Between 1946 and 1979 Montale did not deny himself anything, with the exception of the office of witness, no matter if privileged or secondary, of the internal life of the newspaper. He has reviewed an incredible number of other people’s books with ingenious disdain of every order and degree and has parsimoniously distilled some luminous self-interpretations (think of Clizia in Foggia, from 1949, to Two jackals on a leash, from 1950, toAuto interview, of 1971); he was a traveler eminently by election but he carried out the functions of the traditional envoy in Beirut for the third Unesco conference (1948), in Strasbourg at the Council of Europe (1950), in the Holy Land in the wake of Paul VI (1964) with ease ; has written, by force or by love, an astonishing number of obituaries, of extraordinary and not always compassionate acuity, of confrre Italians and foreigners, all deserving of attention that has not been there up to now. I will report only one, Memory of Roberto Bazlen (Corriere della Sera, 6 August 1965). Roberto Calasso spared no more than one in Montale pointe sharp. For example: More than a tribute to Bazlen, Montale’s obituary was an attempt to keep him at a distance – and, if possible, at an unbridgeable distance. Maybe: but without that tomb Bobi’s posthumous mythography would never take shape.

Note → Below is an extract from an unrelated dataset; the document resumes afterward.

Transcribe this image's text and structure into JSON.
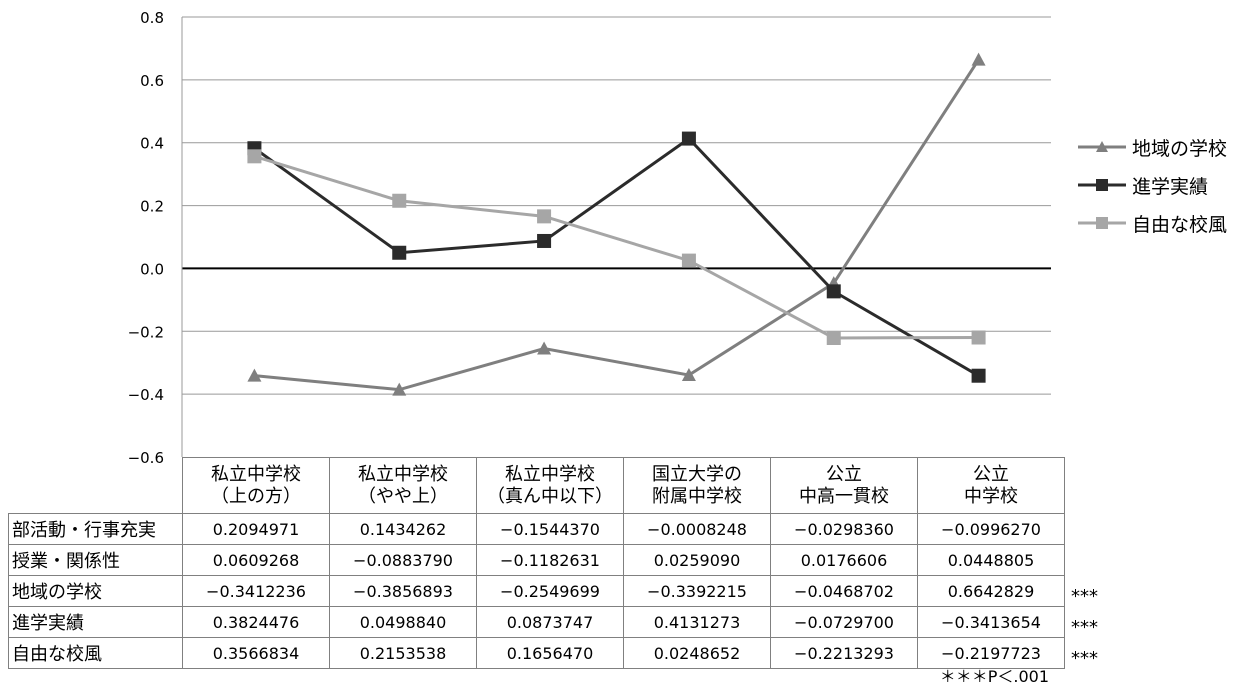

And Raboni intu: combining The storm and Satura – Today on newsstands, in an updated edition, the book that unites the two collections in a non-canonical way



Non-canonical pairing. Giovanni Raboni (1932-2004) moreover knew it well, the choice was his. And that is to unite in a single publication the poems of The storm and more (1956), probably the most beautiful of the tragic Montale, and the collection Content (1971), certainly the masterpiece of this comic Montale. It was a winning intuition, which is now proposed – on the occasion of the 40th anniversary of the Nobel Prize’s death on 12 September 1981 – in the volume Eugenio Montale. Poems, in a new, enriched and updated edition, from Friday 10 September on newsstands with Corriere della Sera (where it will remain for a month at € 9.90). The Corriere book, produced in collaboration with Mondadori, therefore finds the words of Raboni, who edited the series of the newspaper (it was 2004) La grande poesia. That non-canonical combination of Montale’s works inaugurated the exhibition. Preface by Raboni, just like today. To which is now added a new intervention by Franco Contorbia, one of the leading Montale scholars, who signs the bio-bibliographic apparatus. To accompany the two collections, in the new edition (the graphic project by XxY studio) is added the article that Giulio Nascimbeni (1923-2008), friend and biographer of Montale, wrote for Corriere da Stockholm on the day of the Nobel prize for the Literature to the poet, December 10, 1975. The volume also reports the speech that Montale gave two days later at the Swedish Academy entitled poetry still possible? . And then, again, there are Raboni’s words that explain, dig, clarify: Rather than separating one Montale from the other, we wanted to offer the essential frames of the change, of the transmigration of one into the other. And thus to suggest that with the great poets, including those we usually count or relegate to the “classics”, the accounts are never really closed: their image, if we know how to look at it carefully, can only appear to us in motion and almost poised on the wave of a perennial and disturbing becoming.

On newsstands

On the occasion of the 40th anniversary of the death of Eugenio Montale (Genoa, 12 October 1896 – Milan, 12 September 1981), Franco Contorbia, one of the poet’s leading scholars, former professor of modern and contemporary Italian literature at the University of Genoa, signs the article that we publish above. Contorbia also author of the bio-bibliographic apparatus of the new version of Eugenio Montale. Poems, the Corriere della Sera book that celebrates Montale, Nobel Prize for Literature in 1975. The volume, produced in collaboration with Mondadori, a renewed version of the text edited by Giovanni Raboni who in 2004 inaugurated the Corriere La grande poesia series. The book will be on newsstands from today (and for a month) with Corriere della Sera at € 9.90 plus the price of the newspaper.